An unassuming woman in Milo glasses ascends the stage and squints into the (relatively dim) bar lights with a frown. The guitarist backing her seems to shy from the dull yellow light, using his long locks as a screen from his eyes. A couple jokes are made before a small voice asks through the speakers,

“Can we turn those down please? Y’know…make it dark and creepy in here?”

The woman gestures vaguely at the dimly lit main space of The Lexington, a bar that has been hosting an incredible array of extreme bands on the metal/doom/death/grind spectrum for some time now, located just on the precipice of Skid Row downtown. With hardcore in ascendance, metal underground metal is seeing a fervent and incredible proliferation of talent that is going largely unnoticed at the moment, but The Lexington seems to be catching every single metal band of note. This night was no different, boasting the last night of Vale’s national tour, supporting Velnias, and two local bands–Bourne Ultra and Northwind Wolves.

As someone who has only recently begun to truly appreciate metal and not just the niche subgenres that run up against my other tastes, it’s fun to be an outsider to the scene. Metalheads seem to alternate between a vague embarrassment and a frightening earnestness when it comes to their genre of choice. Northwind Wolves, who put on a technically ferocious show with their blend of tech-death and symphonic black metal, embodied this in particular, introducing their morbidly-titled songs with sheepishness, before absolutely shredding.

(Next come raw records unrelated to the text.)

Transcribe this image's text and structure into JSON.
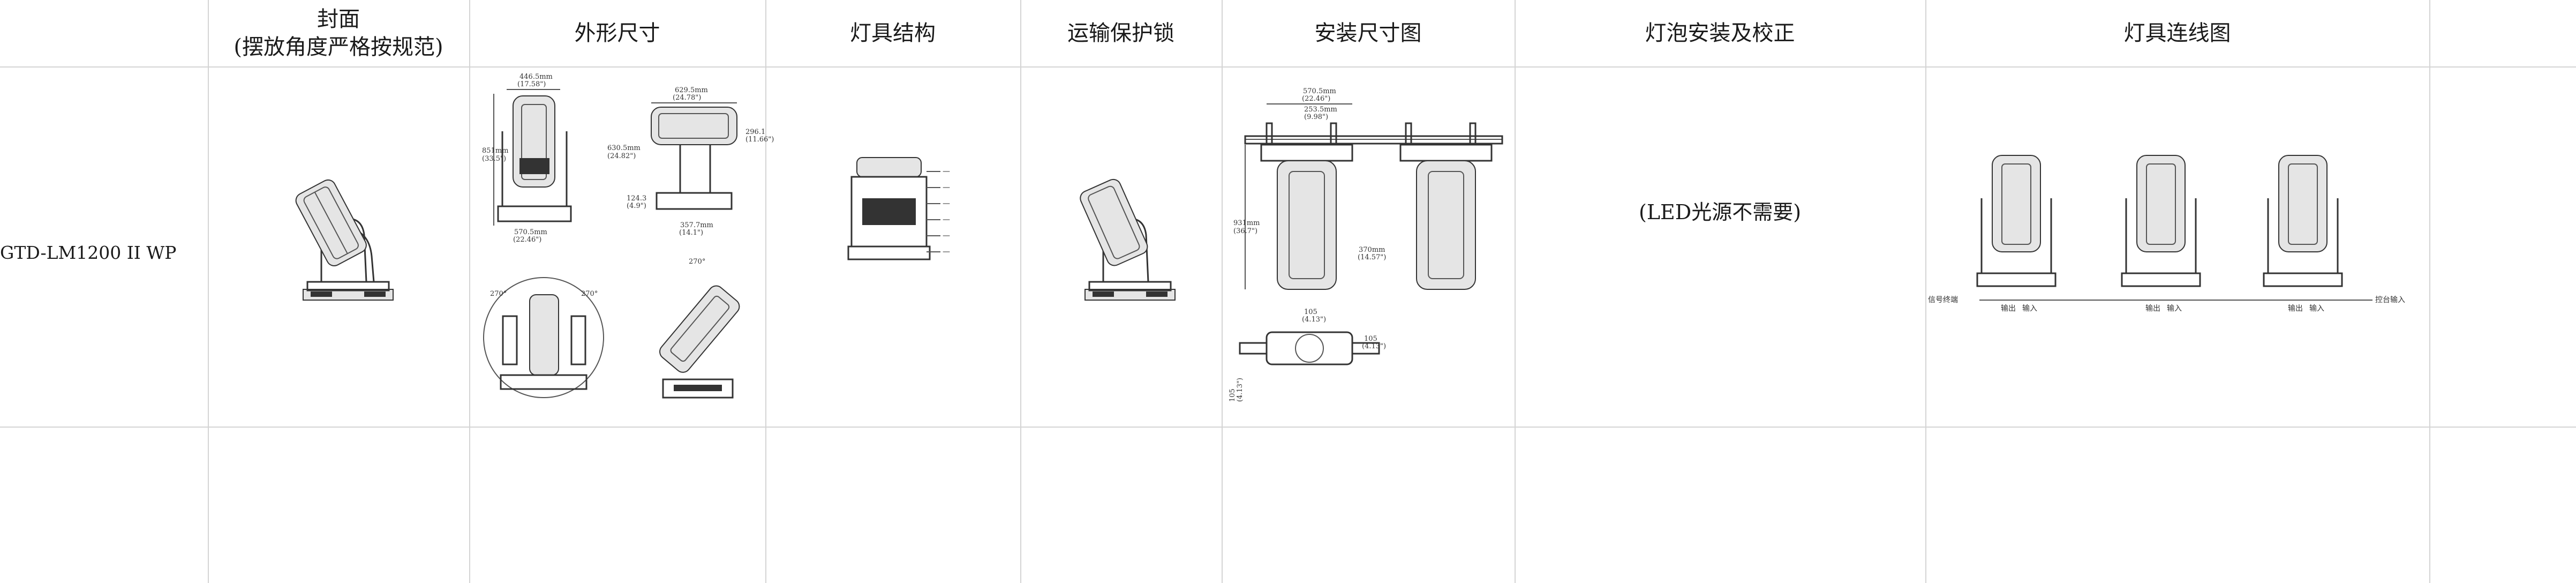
{
  "header": {
    "cover_line1": "封面",
    "cover_line2": "(摆放角度严格按规范)",
    "dimensions": "外形尺寸",
    "structure": "灯具结构",
    "transport_lock": "运输保护锁",
    "install_dims": "安装尺寸图",
    "bulb_install": "灯泡安装及校正",
    "wiring": "灯具连线图"
  },
  "row1": {
    "model": "GTD-LM1200 II WP",
    "bulb_note": "(LED光源不需要)"
  },
  "dims": {
    "front_width_top": "446.5mm",
    "front_width_top_in": "(17.58\")",
    "front_height": "851mm",
    "front_height_in": "(33.5\")",
    "front_width_bottom": "570.5mm",
    "front_width_bottom_in": "(22.46\")",
    "side_length": "629.5mm",
    "side_length_in": "(24.78\")",
    "side_height": "630.5mm",
    "side_height_in": "(24.82\")",
    "side_right": "296.1",
    "side_right_in": "(11.66\")",
    "side_base_h": "124.3",
    "side_base_h_in": "(4.9\")",
    "side_base_w": "357.7mm",
    "side_base_w_in": "(14.1\")",
    "rot1": "270°",
    "rot2": "270°",
    "rot3": "270°"
  },
  "install": {
    "top_w1": "570.5mm",
    "top_w1_in": "(22.46\")",
    "top_w2": "253.5mm",
    "top_w2_in": "(9.98\")",
    "height": "931mm",
    "height_in": "(36.7\")",
    "mid": "370mm",
    "mid_in": "(14.57\")",
    "bot_w": "105",
    "bot_w_in": "(4.13\")",
    "bot_r": "105",
    "bot_r_in": "(4.13\")",
    "bot_left": "105",
    "bot_left_in": "(4.13\")"
  },
  "wiring": {
    "signal_end": "信号终端",
    "out1": "输出",
    "in1": "输入",
    "out2": "输出",
    "in2": "输入",
    "out3": "输出",
    "in3": "输入",
    "console_in": "控台输入"
  }
}
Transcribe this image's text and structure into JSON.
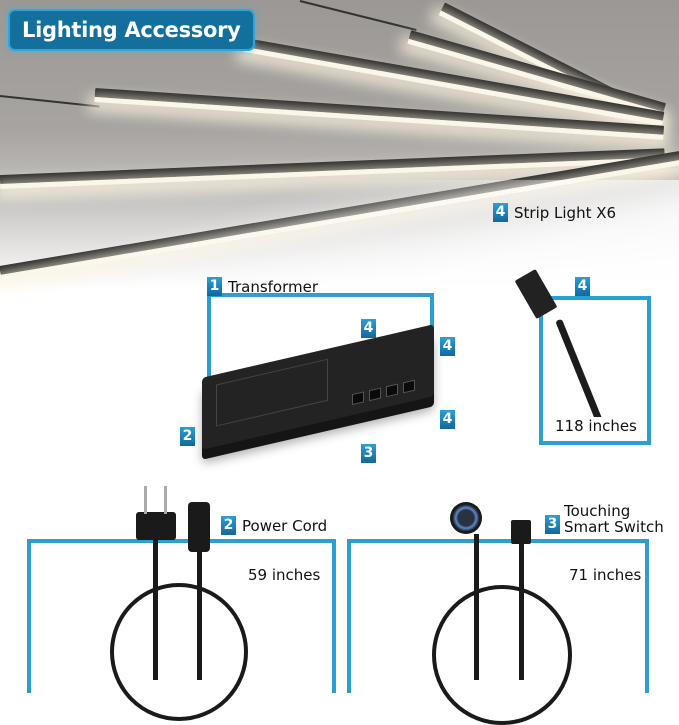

With Vale, it was like a light switch. After asking politely about their lights, vocalist Kate Coysh quietly folded her Milo glasses and placed them carefully in her leather vest, and closed her eyes. The music started. When she opened them it was like she had been possessed–her eyes, wide with manic intensity, stared out like she meant to swallow your soul. She made small, esoteric gestures that drew you further into the performance all backed by a quartet of musicians that played at the top of the game. Drummer Justin Ennis, in particular, though cramped at the very back of the claustrophobic stage, made his presence felt through understated and absolutely killer drumming–his precision and writing choices really coming to the fore in the live setting.

Some bands just have ‘it’–a presence and gravity that is an alchemy thats impossible to replicate. Vale has it leaking out their ears. They might have started the night off wanting to spin their web in the shadows, but this is a band destined for much, much bigger things.